Они кивнули. Наталье показалось, что это совсем не сложно – и чего ее так пугали кирпичиками? – но быстро поняла, как ошибалась. Уже через пару часов начали невыносимо ныть руки. А к концу рабочего дня, казалось, что она не в состоянии и пальцем пошевелить.
Эта неделя стала для нее непрекращающимся кошмаром, когда она не видела ничего, кроме бесконечных кусков глины и форм для кирпича. Даже ночью снилась формовка. А соседки что-то говорили о самодеятельности, каком-то театре вроде бы, в котором играли сами каторжники, о новостях в Соловецкой газете. Более того – некоторые шепотом (поскольку это было строго запрещено) хвастались амурными похождениями. Как у них хватало на всё сил, Наталья просто не постигала.
Она жила с ощущением непрекращающейся изматывающей усталости и желания заснуть – всё равно где. Хоть прямо рядом со столом, на котором делались кирпичи. И постоянно приходилось твердить себе: нельзя, нельзя, надо работать. Как наказывают «отлынивающих» от работы, она успела узнать даже слишком хорошо: у нее на глазах свалившуюся от усталости женщину избили прикладами так, что она превратилась в сплошную грязную кровоточащую рану. И голод – постоянный, сосущий, скручивающий пустой желудок голод, который скудная похлебка скорее дразнила, чем утоляла.

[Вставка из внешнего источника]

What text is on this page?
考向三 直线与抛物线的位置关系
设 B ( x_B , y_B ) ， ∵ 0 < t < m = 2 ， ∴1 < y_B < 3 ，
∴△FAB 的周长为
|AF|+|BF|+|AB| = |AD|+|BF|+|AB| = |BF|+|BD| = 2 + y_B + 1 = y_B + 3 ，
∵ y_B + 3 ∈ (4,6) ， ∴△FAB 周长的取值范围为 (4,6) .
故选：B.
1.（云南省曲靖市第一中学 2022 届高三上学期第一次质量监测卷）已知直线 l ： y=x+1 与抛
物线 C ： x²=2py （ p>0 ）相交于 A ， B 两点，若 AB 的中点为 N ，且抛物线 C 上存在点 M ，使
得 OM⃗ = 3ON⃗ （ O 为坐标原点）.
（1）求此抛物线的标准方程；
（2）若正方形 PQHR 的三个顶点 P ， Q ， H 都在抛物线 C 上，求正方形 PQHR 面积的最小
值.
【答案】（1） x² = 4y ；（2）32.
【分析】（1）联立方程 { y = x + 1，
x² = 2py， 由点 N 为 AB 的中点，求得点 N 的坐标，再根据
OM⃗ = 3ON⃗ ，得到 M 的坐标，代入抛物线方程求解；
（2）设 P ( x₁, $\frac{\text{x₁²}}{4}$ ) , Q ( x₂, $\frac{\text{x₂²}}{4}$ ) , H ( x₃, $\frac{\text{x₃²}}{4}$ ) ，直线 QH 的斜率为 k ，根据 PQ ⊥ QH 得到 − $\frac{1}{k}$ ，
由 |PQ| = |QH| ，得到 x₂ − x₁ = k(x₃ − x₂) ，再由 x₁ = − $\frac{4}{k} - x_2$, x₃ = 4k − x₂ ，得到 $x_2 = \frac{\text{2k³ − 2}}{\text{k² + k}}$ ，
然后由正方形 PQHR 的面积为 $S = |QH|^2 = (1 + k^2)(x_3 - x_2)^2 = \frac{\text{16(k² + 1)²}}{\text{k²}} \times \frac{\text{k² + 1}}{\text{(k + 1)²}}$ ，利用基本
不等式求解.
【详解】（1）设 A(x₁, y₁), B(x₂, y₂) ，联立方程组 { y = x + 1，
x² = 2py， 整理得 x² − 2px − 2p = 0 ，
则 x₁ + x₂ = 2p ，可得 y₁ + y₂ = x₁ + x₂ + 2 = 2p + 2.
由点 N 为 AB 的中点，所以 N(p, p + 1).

Голод заставлял есть самые невероятные блюда, вплоть до картофельных очисток, собранных на помойке. С наступлением тепла, когда начала появляться трава, заключенные собирали молодую крапиву и другие растения, варили их и пили. Увы, дело это было небезопасное – запросто можно было отравиться каким-нибудь ядовитым растением. Так что Наталья собирать траву не рисковала.
А тут еще белые летние ночи. Солнце едва успевало скрыться за горизонтом, как тут же снова выныривало. День? Ночь? Время суток совершенно перепуталось в сознании. Уже через несколько дней такой жизни Натальей овладела безнадежность и апатия. Она не понимала, кто она и где, и существовала лишь по инерции.